Marriage is not a noun; it's a verb. It isn't something you get.
Marriage is not a noun; it's a verb. It isn't something you get. It's something you do. It's the way you love your partner every day.
In the luminous and enduring words of Barbara De Angelis, we hear a truth that transcends centuries and cultures: “Marriage is not a noun; it’s a verb. It isn’t something you get. It’s something you do. It’s the way you love your partner every day.” Within this wisdom lies the heart of all enduring unions—the understanding that marriage is not a possession, but a practice; not a state of being, but a continual act of giving, choosing, and creating. Too many see marriage as a treasure once won, a trophy to display, or a shelter from life’s storms. Yet De Angelis reminds us that it is none of these alone—it is labor, devotion, and daily renewal. It is not the gold ring that binds two souls, but the invisible actions repeated through time: the kindness spoken when tempers flare, the patience extended when hope wanes, the forgiveness offered before it is asked.
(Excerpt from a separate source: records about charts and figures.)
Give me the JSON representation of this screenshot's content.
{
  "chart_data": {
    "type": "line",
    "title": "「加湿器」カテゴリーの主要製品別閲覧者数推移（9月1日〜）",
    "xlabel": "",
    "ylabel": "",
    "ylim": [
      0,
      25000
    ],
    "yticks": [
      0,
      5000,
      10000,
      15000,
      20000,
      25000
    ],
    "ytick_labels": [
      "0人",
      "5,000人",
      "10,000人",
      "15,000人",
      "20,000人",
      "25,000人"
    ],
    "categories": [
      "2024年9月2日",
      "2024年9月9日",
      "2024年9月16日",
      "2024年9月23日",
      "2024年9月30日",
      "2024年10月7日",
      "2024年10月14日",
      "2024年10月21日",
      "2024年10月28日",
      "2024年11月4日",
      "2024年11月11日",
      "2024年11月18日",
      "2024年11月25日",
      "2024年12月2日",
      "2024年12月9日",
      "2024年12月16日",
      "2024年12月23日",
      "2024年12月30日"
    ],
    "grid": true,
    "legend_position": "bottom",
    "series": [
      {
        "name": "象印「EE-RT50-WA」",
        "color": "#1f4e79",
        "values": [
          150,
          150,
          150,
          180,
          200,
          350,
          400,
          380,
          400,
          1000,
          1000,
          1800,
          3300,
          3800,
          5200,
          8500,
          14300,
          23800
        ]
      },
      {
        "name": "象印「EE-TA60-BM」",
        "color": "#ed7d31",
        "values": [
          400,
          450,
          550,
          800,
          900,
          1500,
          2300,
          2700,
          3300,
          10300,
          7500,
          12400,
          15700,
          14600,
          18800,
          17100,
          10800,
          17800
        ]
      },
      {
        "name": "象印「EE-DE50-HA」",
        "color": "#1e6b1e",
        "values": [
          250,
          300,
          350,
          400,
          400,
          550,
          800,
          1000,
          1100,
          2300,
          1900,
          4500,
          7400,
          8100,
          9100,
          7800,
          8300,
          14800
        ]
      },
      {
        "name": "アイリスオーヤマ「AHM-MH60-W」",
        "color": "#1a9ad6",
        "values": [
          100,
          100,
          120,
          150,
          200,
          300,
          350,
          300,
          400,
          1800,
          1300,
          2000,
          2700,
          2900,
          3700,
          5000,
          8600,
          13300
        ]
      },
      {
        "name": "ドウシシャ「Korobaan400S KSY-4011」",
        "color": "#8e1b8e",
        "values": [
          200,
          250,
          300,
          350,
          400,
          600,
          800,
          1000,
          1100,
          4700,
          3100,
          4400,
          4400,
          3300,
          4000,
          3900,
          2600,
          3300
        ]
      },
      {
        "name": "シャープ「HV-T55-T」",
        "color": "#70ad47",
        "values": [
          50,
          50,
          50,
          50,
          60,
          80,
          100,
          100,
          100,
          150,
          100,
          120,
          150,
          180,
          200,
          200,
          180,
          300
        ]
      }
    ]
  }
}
The origin of this quote lies in De Angelis’s lifelong work as a teacher of love and relationships. Living in the late twentieth and early twenty-first centuries—a time when marriages were increasingly tested by speed, distraction, and disconnection—she sought to reawaken people to the sacred discipline of love. To her, love was not a fleeting emotion but a practice of the soul, requiring intention, mindfulness, and humility. When she declared that marriage is a verb, she was reviving an ancient wisdom lost amid modern ease: that love is not something one falls into, but something one builds—stone upon stone, moment upon moment. She spoke as a healer to a generation that had forgotten that relationships, like gardens, must be tended daily, or they wither in the neglect of assumption.
The ancients understood this truth well, though they spoke of it in different forms. The philosophers of old—Aristotle, Confucius, and the poets of the East and West—taught that virtue is not a possession, but an action, a way of being in the world. So it is with love. To love another is not to rest in comfort, but to strive together toward goodness. The Greeks called this agape, the highest form of love—not passion or desire alone, but an enduring choice to seek the flourishing of another. De Angelis, echoing this lineage, reminds us that marriage is a living discipline, like truth or wisdom. It must be practiced, else it perishes. For as a sword dulls without sharpening, so does love fade without renewal.
Consider the tale of Marcus Aurelius, the philosopher-king of Rome, and his wife, Faustina. History records that theirs was not an easy marriage; there were rumors, distance, and the endless pressures of empire. Yet Aurelius, in his Meditations, wrote often of gratitude for her steadfastness, of the small moments that stitched their lives together. He did not speak of his marriage as an achievement, but as a practice—a continual effort to act with justice, gentleness, and patience. He saw in his wife not perfection, but partnership, and through that partnership he learned humility. His example teaches us, as De Angelis does, that to love is not to possess, but to persevere; not to claim, but to contribute.
Marriage, in this understanding, is not a static institution but a living covenant. It breathes through every shared meal, every long silence, every laugh, every tear. It is not an altar to be worshiped, but a journey to be walked hand in hand. Too often, men and women enter into it as if it were the final chapter of a story, when in truth, it is the prologue—the beginning of a long and sacred apprenticeship in love. De Angelis’s words awaken us to this sacred work: the daily choosing of kindness over pride, the quiet tending of affection, the courage to speak truth with gentleness. These are the verbs of marriage, the invisible acts that give it strength and beauty.
There is a hidden power in her insight, for it calls us to responsibility. To say “I do” is not to seal a fate, but to commit to a way of being. Love must be made and remade, as a potter shapes clay again and again until it holds both water and light. Each day asks the question: What will you do today to honor this bond? The answer is not found in grand gestures, but in the simple acts of presence and care—the look of understanding, the word of comfort, the choice to forgive. In these daily actions, the verb of love becomes a living rhythm, and the marriage, a work of art.
The lesson, then, is clear and eternal: do not treat love as a possession—treat it as a practice. For all that is living must be tended. The tree bears fruit not because it was planted once, but because it was watered each morning. The same is true of the human heart. Let every couple remember that to love well is not to rest in comfort, but to labor in joy. And when the years grow heavy and the fires of youth burn low, let them find strength in the quiet knowing that they have not merely had a marriage—they have lived one.
So let these words of Barbara De Angelis stand as a teaching for all who seek lasting love: that marriage is a verb, a daily act of grace and devotion. It is not what you receive, but what you give; not what you possess, but what you build. In choosing, each day, to act in love, you become both the author and the guardian of a bond that time cannot break. For love that is lived, and not merely spoken, becomes not only the union of two souls—but the echo of eternity itself.